Let’s get some things out of the way. We all know that the Wolves’ bench was terrible this season. There are a number of reasons for this: J.J. Barea running the show; injuries to Chase Budinger, Nikola Pekovic and Ronny Turiaf; the lack of second-unit wing scorers and three-point shooters. And while all of these things forced him into a more prominent offensive role than one might deem advisable, none of these things are specifically Dante Cunningham’s fault. He is an undersized four with incredible hops, a great motor and an occasionally accurate midrange jumper. It’s unwise to expect much more than that.
But still, in the season’s first three months, when the Wolves lost all of those close games and their bench was particularly awful and they could have really used some production from anybody at all, Dante Cunningham was terrible.
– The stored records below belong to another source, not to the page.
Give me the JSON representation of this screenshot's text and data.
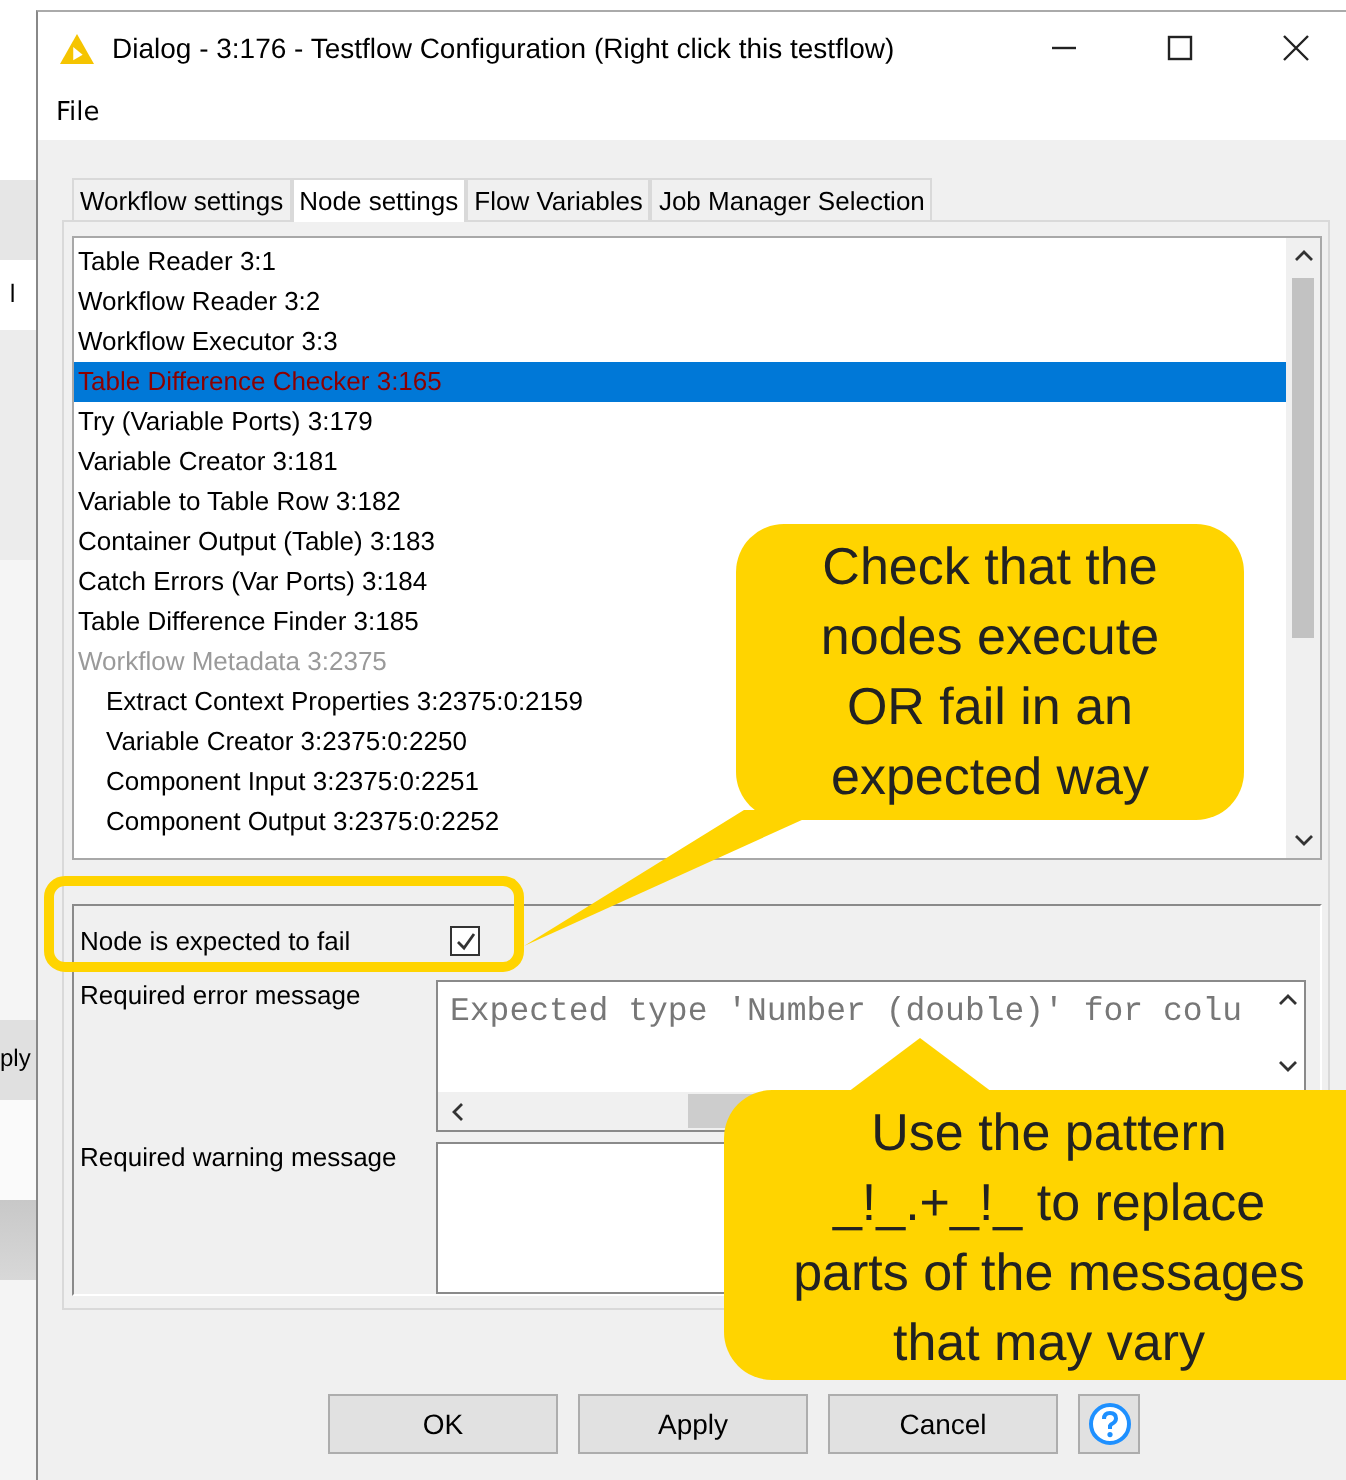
{
  "background": {
    "texts": [
      "l",
      "ply"
    ]
  },
  "window": {
    "title": "Dialog - 3:176 - Testflow Configuration (Right click this testflow)"
  },
  "menu": [
    "File"
  ],
  "tabs": [
    {
      "label": "Workflow settings",
      "selected": false
    },
    {
      "label": "Node settings",
      "selected": true
    },
    {
      "label": "Flow Variables",
      "selected": false
    },
    {
      "label": "Job Manager Selection",
      "selected": false
    }
  ],
  "node_list": [
    {
      "text": "Table Reader 3:1",
      "selected": false,
      "disabled": false
    },
    {
      "text": "Workflow Reader 3:2",
      "selected": false,
      "disabled": false
    },
    {
      "text": "Workflow Executor 3:3",
      "selected": false,
      "disabled": false
    },
    {
      "text": "Table Difference Checker 3:165",
      "selected": true,
      "disabled": false
    },
    {
      "text": "Try (Variable Ports) 3:179",
      "selected": false,
      "disabled": false
    },
    {
      "text": "Variable Creator 3:181",
      "selected": false,
      "disabled": false
    },
    {
      "text": "Variable to Table Row 3:182",
      "selected": false,
      "disabled": false
    },
    {
      "text": "Container Output (Table) 3:183",
      "selected": false,
      "disabled": false
    },
    {
      "text": "Catch Errors (Var Ports) 3:184",
      "selected": false,
      "disabled": false
    },
    {
      "text": "Table Difference Finder 3:185",
      "selected": false,
      "disabled": false
    },
    {
      "text": "Workflow Metadata 3:2375",
      "selected": false,
      "disabled": true,
      "children": [
        {
          "text": "Extract Context Properties 3:2375:0:2159",
          "selected": false,
          "disabled": false
        },
        {
          "text": "Variable Creator 3:2375:0:2250",
          "selected": false,
          "disabled": false
        },
        {
          "text": "Component Input 3:2375:0:2251",
          "selected": false,
          "disabled": false
        },
        {
          "text": "Component Output 3:2375:0:2252",
          "selected": false,
          "disabled": false
        }
      ]
    }
  ],
  "expected_to_fail": {
    "label": "Node is expected to fail",
    "checked": true
  },
  "error_message": {
    "label": "Required error message",
    "value": "Expected type 'Number (double)' for colu"
  },
  "warning_message": {
    "label": "Required warning message"
  },
  "buttons": [
    "OK",
    "Apply",
    "Cancel"
  ],
  "callouts": [
    "Check that the\nnodes execute\nOR fail in an\nexpected way",
    "Use the pattern\n_!_.+_!_ to replace\nparts of the messages\nthat may vary"
  ]
}
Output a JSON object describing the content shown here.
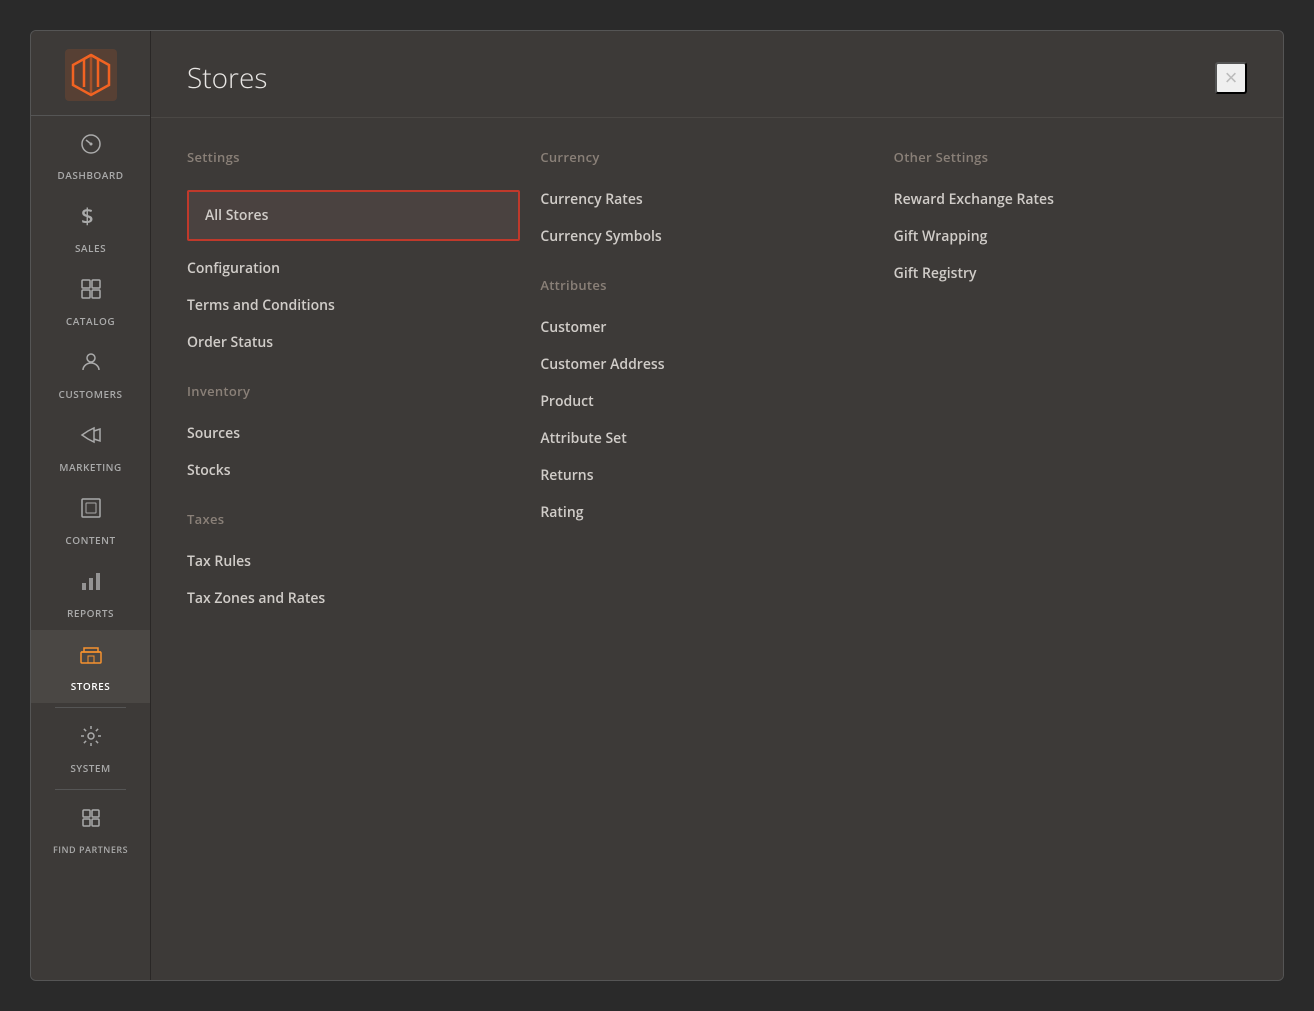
{
  "sidebar": {
    "items": [
      {
        "id": "dashboard",
        "label": "DASHBOARD",
        "icon": "🖥",
        "active": false
      },
      {
        "id": "sales",
        "label": "SALES",
        "icon": "$",
        "active": false
      },
      {
        "id": "catalog",
        "label": "CATALOG",
        "icon": "📦",
        "active": false
      },
      {
        "id": "customers",
        "label": "CUSTOMERS",
        "icon": "👤",
        "active": false
      },
      {
        "id": "marketing",
        "label": "MARKETING",
        "icon": "📣",
        "active": false
      },
      {
        "id": "content",
        "label": "CONTENT",
        "icon": "▣",
        "active": false
      },
      {
        "id": "reports",
        "label": "REPORTS",
        "icon": "📊",
        "active": false
      },
      {
        "id": "stores",
        "label": "STORES",
        "icon": "🏪",
        "active": true
      },
      {
        "id": "system",
        "label": "SYSTEM",
        "icon": "⚙",
        "active": false
      },
      {
        "id": "find-partners",
        "label": "FIND PARTNERS",
        "icon": "❖",
        "active": false
      }
    ]
  },
  "panel": {
    "title": "Stores",
    "close_label": "×"
  },
  "columns": {
    "settings": {
      "section_title": "Settings",
      "items": [
        {
          "id": "all-stores",
          "label": "All Stores",
          "highlighted": true
        },
        {
          "id": "configuration",
          "label": "Configuration",
          "highlighted": false
        },
        {
          "id": "terms-and-conditions",
          "label": "Terms and Conditions",
          "highlighted": false
        },
        {
          "id": "order-status",
          "label": "Order Status",
          "highlighted": false
        }
      ]
    },
    "inventory": {
      "section_title": "Inventory",
      "items": [
        {
          "id": "sources",
          "label": "Sources",
          "highlighted": false
        },
        {
          "id": "stocks",
          "label": "Stocks",
          "highlighted": false
        }
      ]
    },
    "taxes": {
      "section_title": "Taxes",
      "items": [
        {
          "id": "tax-rules",
          "label": "Tax Rules",
          "highlighted": false
        },
        {
          "id": "tax-zones-and-rates",
          "label": "Tax Zones and Rates",
          "highlighted": false
        }
      ]
    },
    "currency": {
      "section_title": "Currency",
      "items": [
        {
          "id": "currency-rates",
          "label": "Currency Rates",
          "highlighted": false
        },
        {
          "id": "currency-symbols",
          "label": "Currency Symbols",
          "highlighted": false
        }
      ]
    },
    "attributes": {
      "section_title": "Attributes",
      "items": [
        {
          "id": "customer",
          "label": "Customer",
          "highlighted": false
        },
        {
          "id": "customer-address",
          "label": "Customer Address",
          "highlighted": false
        },
        {
          "id": "product",
          "label": "Product",
          "highlighted": false
        },
        {
          "id": "attribute-set",
          "label": "Attribute Set",
          "highlighted": false
        },
        {
          "id": "returns",
          "label": "Returns",
          "highlighted": false
        },
        {
          "id": "rating",
          "label": "Rating",
          "highlighted": false
        }
      ]
    },
    "other_settings": {
      "section_title": "Other Settings",
      "items": [
        {
          "id": "reward-exchange-rates",
          "label": "Reward Exchange Rates",
          "highlighted": false
        },
        {
          "id": "gift-wrapping",
          "label": "Gift Wrapping",
          "highlighted": false
        },
        {
          "id": "gift-registry",
          "label": "Gift Registry",
          "highlighted": false
        }
      ]
    }
  }
}
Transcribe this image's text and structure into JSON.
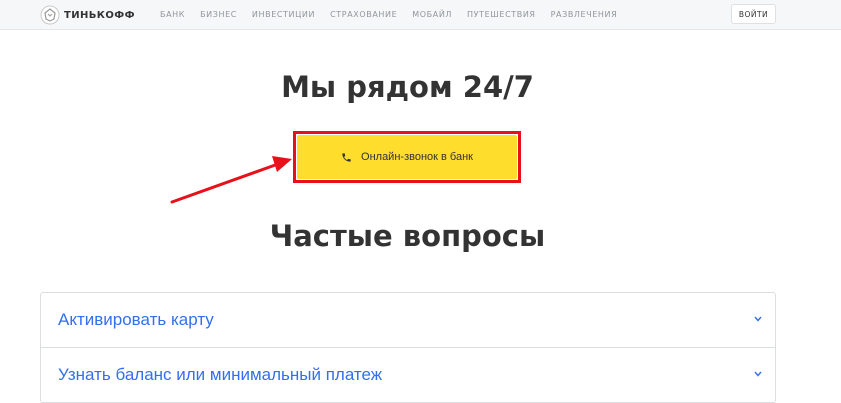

In the first 31 games of the season, he hit just 42.9% of his 177 field goals, the great majority of them wide open jumpers and none of them threes. In that time he attempted just 10 free throws. That’s low efficiency offense right there.
Even his vaunted defensive energy was inconsistent this season. When Pekovic and Turiaf were hurt and before Gorgui Dieng discovered himself, the Wolves really needed Cunningham in defensive freakout mode. Much of the time, it didn’t happen.
And all of this before Cunningham allegedly did some terrible things:
The woman, who is not named in the complaint, told police he kicked down a locked bedroom door, grabbed her around the neck and slammed her against the wall, choking her for 15 to 20 seconds during which she could not breathe.
“Victim’s eyes were watering and she felt like she was being strangled to death,” the complaint alleges.
Nice. Just a few days after being released from jail, Cunningham violated his restraining order by allegedly texting “terroristic threats” (that is to say, a threat to “directly or indirectly, to commit any crime of violence with the purpose to terrorize another”) to that same woman. I say “allegedly” there, but police actually confiscated his phone and reviewed the offending messages. There’s not a whole lot of reason to doubt the charge. It’s also worth noting that Cunningham has made no effort to deny any of it.
At the very least, Cunningham is guilty of some egregiously poor decision-making–not to mention being a massive, aggro jerk–of a kind that makes discussing his value to the Wolves’ bench seem crass and irrelevant. I’m sorry I had to do that. The reality is likely much, much worse. Given the terms of the collective bargaining agreement, the Wolves had no option but to play Cunningham his usual minutes over the final games of the season, blithe and gross though it may have seemed. But now Cunningham is a free agent; the Wolves have the luxury of letting him fade away without a sound.